En un sentido más grave, el político profesional tiene sin embargo problemas 
reveladores con los reclamos concretos de grupos étnicos o culturales específicos (los 
quebequenses francófonos en Canadá, los vascos y los catalanes en España, diversos 
pueblos indios en América Latina, etc.), reclamos que a veces rozan la secesión. Pero esos 
son problemas para los políticos y los gobiernos, y no para la filosofía política, puesto que, 
al menos para el liberalismo, se trata sólo de resistir a las demandas de reconocimiento o 
de otorgamiento de derechos culturales especiales, apoyándose para ello en los conceptos 
de ciudadanía, de tolerancia y de neutralidad, o en lo que el mismo Kukathas llama 
política de indiferencia ante las diferencias culturales, étnicas o religiosas, lo que no 
implica indiferencia ante las diferencias económicas y sociales, es decir, no implica la 
indiferencia ante la injusticia. 
Quien tiene un problema práctico real con el peligro de desaparición o la 
desaparición misma de una cultura es aquél o aquellos individuos que la practican, o que 
están dejando de practicarla. Pero ese sería un problema que ellos mismos podrían 
solucionar -sin necesidad de acudir a la ayuda de un Estado multiculturalista-, bien a través 
de seguir practicándola, o bien, si está en peligro de extinción porque ellos mismos la están 
dejando de tener y seguir como guía de su vida, abandonándola de manera definitiva, 
puesto que, tanto si la están abandonando como si ya la abandonaron, lógicamente ya 
también habrán adoptado otros memes que satisfacen sus necesidades auténticas, toda vez 
que no hay ser humano sin cultura.
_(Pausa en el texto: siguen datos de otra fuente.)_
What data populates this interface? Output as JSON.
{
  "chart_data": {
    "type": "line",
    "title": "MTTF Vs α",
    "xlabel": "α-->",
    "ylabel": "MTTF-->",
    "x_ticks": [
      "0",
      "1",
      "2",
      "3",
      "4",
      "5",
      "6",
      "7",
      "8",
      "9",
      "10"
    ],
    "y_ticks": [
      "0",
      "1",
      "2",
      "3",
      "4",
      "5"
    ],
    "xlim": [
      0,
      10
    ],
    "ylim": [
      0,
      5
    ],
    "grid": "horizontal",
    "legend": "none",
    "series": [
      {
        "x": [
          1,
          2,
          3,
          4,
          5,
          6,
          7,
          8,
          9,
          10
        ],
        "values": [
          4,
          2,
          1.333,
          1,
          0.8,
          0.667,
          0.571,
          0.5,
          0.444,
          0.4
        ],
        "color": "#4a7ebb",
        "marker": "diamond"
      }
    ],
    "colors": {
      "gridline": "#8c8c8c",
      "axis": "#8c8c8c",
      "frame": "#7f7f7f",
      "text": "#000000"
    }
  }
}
La desaparición de una cultura no implica la 
desaparición de los seres humanos que la practicaron. Tampoco implica el empeoramiento 
moral o político de esos seres humanos. De hecho hay casos documentados en donde el 
‘abandono’ de una cultura, una comunidad o una identidad cultural conduce al 
mejoramiento en las condiciones de justicia de sus (ex) practicantes. En muchas culturas 
musulmanas, asiáticas y amerindias es posible hallar evidencia etnográfica de esto. 
Según todo esto el multiculturalismo comunitarista (la política del reconocimiento, 
la asignación de ‘derechos culturales’ o la promoción de la diversidad cultural) no 
responde a ningún problema político con relevancia práctica. También según todo esto, los 
problemas de convivencia derivados de la diversidad cultural sí pueden ser acomodados 
dentro del liberalismo (tanto en el caso de los inmigrantes como en el de los pueblos 
autóctonos que a lo largo de la historia han sufrido de injusticia), es decir, bajo los 
conceptos teóricos y prácticos de tolerancia y neutralidad respecto a las prácticas culturales 
que, desde el punto de vista político, serían prácticas de naturaleza privada, similares a la 
práctica de cualquier credo religioso o preferencia sexual. 
22 
 
 
Conclusión 
Si la cultura importa políticamente es por su manifestación pública. En particular 
importará políticamente cuando sus resultados afecten a un público, es decir, a personas no 
involucradas en esa cultura como sus practicantes directos. Desde este punto de vista los 
reclamos del multiculturalismo no se justificarían, es decir, el Estado no sería responsable 
frente a las decisiones de sus ciudadanos para persistir o abandonar determinadas prácticas 
culturales que son de carácter privado. La falla en torno a la producción de justicia no 
estaría en el liberalismo como filosofía política, sino en la eficacia técnica o constitucional 
del Estado diseñado a partir de la filosofía política liberal. El liberalismo sigue pareciendo 
un conjunto de ideas filosóficas y políticas adecuadas en la escala humana que, por cierto, 
es la única escala que tenemos. Faltaría la inteligencia y habilidad suficientes (phrónesis le 
llamaban los antiguos) para constituir, hacer funcionar y adecuar permanentemente las 
instituciones a imagen y semejanza de aquellas ideas y, en particular, para producir ese 
bien común político -y no metafísico- que denominamos justicia, como base a partir del 
cual todo individuo autónomo y libre sea capaz de identificar y perseguir, por lo menos 
mientras no muera, su noción particular del bien.